US private jet charter up at Air Partner, but down in Europe and UK

US private jet charter up at Air Partner, but down in Europe and UK

Air Partner, the charter and aviation consulting company, grew its private jet charter gross profit by 10% to £6 million ($7.38 million) during the first half of its financial year ending on July 31, 2019 compared to the same six months in 2018, thanks to strong US sales.

The company made a total underlying profit of £3 million ($3.68 million), down 29.5% from the same six months in 2018 due to a fall in group jet charter of commercial aircraft. Statutory profit before tax rose 6.8% to £2.8 million.

US private jet charter gross profit was up 42% compared to the first half of the 2018 financial year. This made up for a fall in UK private jet profit of 10.6% and a drop in European profit of 2.4%. “This decline has been driven by Brexit uncertainty, along with some key customers flying less than in previous years,” said Mark Briffa, Air Partner’s chief executive officer in the company’s financial report.

“Private Jets has been the stand out performer in the US market and we have seen strong demand for both our ad hoc offering and JetCard product,” said Briffa. “We have continued to invest in team expansion and infrastructure to support further growth plans.”

Air Partner opened an office in Los Angeles in June 2018 and a Houston office in February 2019. In April the company hired Kevin Macnaughton as managing director charter from NetJets Europe where he was head of European sales.

Customer deposits for JetCards – where Air Partner sells customers guaranteed future charter rates– rose 14.1% to £18.5 million thanks to strong US sales.

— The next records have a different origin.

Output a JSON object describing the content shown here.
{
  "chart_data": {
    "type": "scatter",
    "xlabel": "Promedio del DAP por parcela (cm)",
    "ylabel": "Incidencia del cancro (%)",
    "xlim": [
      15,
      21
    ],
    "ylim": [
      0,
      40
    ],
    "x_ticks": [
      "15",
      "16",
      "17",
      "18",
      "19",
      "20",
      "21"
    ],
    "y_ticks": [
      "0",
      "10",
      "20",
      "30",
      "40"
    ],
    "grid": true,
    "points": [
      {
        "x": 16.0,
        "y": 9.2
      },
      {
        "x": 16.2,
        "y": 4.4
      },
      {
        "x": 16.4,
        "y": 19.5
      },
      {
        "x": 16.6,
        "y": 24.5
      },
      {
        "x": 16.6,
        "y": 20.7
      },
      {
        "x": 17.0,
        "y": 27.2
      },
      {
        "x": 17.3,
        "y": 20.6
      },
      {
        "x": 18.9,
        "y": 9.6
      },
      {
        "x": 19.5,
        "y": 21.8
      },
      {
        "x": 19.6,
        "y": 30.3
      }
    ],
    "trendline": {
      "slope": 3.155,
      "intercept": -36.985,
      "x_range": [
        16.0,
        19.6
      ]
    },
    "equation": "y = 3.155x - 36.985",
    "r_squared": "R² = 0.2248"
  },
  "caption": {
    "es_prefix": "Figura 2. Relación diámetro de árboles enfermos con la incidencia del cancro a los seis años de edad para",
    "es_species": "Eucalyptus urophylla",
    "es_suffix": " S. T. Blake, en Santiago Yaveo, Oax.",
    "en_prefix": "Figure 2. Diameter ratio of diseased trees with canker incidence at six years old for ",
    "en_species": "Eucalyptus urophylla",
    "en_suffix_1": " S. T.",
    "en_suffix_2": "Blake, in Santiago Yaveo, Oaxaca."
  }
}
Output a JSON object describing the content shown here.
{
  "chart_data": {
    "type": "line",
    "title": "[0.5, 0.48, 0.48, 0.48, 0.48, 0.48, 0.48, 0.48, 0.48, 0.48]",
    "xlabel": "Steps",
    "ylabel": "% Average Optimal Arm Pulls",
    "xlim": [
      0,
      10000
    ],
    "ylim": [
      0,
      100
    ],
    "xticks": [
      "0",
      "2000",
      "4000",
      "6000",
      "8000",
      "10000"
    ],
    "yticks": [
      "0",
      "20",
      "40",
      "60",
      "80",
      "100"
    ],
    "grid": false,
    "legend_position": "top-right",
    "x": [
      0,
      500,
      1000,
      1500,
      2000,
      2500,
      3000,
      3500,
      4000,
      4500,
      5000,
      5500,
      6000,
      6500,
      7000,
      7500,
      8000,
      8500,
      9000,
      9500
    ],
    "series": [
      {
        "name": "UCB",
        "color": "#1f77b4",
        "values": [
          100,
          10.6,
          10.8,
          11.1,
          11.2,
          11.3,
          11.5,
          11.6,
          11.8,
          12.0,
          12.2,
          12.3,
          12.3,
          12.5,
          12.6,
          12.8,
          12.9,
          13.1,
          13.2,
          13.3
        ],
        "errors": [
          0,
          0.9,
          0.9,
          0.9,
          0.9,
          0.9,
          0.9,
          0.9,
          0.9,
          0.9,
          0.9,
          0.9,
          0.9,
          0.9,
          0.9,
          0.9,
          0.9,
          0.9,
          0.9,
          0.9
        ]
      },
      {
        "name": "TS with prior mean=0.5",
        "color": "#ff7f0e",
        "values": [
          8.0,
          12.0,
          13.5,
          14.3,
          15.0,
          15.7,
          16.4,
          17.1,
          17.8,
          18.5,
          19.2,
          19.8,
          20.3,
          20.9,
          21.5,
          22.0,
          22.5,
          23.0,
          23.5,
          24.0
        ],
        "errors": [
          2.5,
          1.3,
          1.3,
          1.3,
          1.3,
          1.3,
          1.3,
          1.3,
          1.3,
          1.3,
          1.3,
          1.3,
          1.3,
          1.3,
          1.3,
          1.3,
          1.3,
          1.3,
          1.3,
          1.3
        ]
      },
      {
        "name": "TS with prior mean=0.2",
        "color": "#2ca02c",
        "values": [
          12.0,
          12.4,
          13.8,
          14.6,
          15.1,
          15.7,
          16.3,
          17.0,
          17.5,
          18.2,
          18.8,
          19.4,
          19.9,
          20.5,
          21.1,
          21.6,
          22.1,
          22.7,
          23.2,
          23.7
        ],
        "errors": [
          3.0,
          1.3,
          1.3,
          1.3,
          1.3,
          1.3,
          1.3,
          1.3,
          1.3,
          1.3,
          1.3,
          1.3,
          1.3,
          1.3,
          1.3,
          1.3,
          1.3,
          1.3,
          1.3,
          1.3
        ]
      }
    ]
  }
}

“We are extremely pleased with our JetCard performance in the US, with membership up circa 29% year-on-year, driven by the continued investment being made in hiring experienced people,” said Briffa. “Meanwhile, the number of JetCards in issue in the UK and Europe remained flat as customers are unwilling to change provider at this moment in time due to the current economic uncertainty. However, we successfully launched a fixed Trans-Atlantic rate for JetCard in July this year with a good pipeline of prospects showing interest.”

Air Partner’s Trans-Atlantic JetCard has a fixed hourly rate of $15,650 per hour, this means a one-way flight between London Luton Airport and Teterboro Airport near New York costs $109,550.

Gross profits for Air Partner’s consultancy and training division – which includes its contract to provide technical services to the Isle of Man Aircraft Registry – rose 7.6% to £2.1 million.

Briffa says that the company is looking to grow its consultancy division by buying other companies. He said: “It is clear from these results that our strategy to diversify by revenue stream and geography is working, with consulting and training compensating for slower trading in our group charter division.”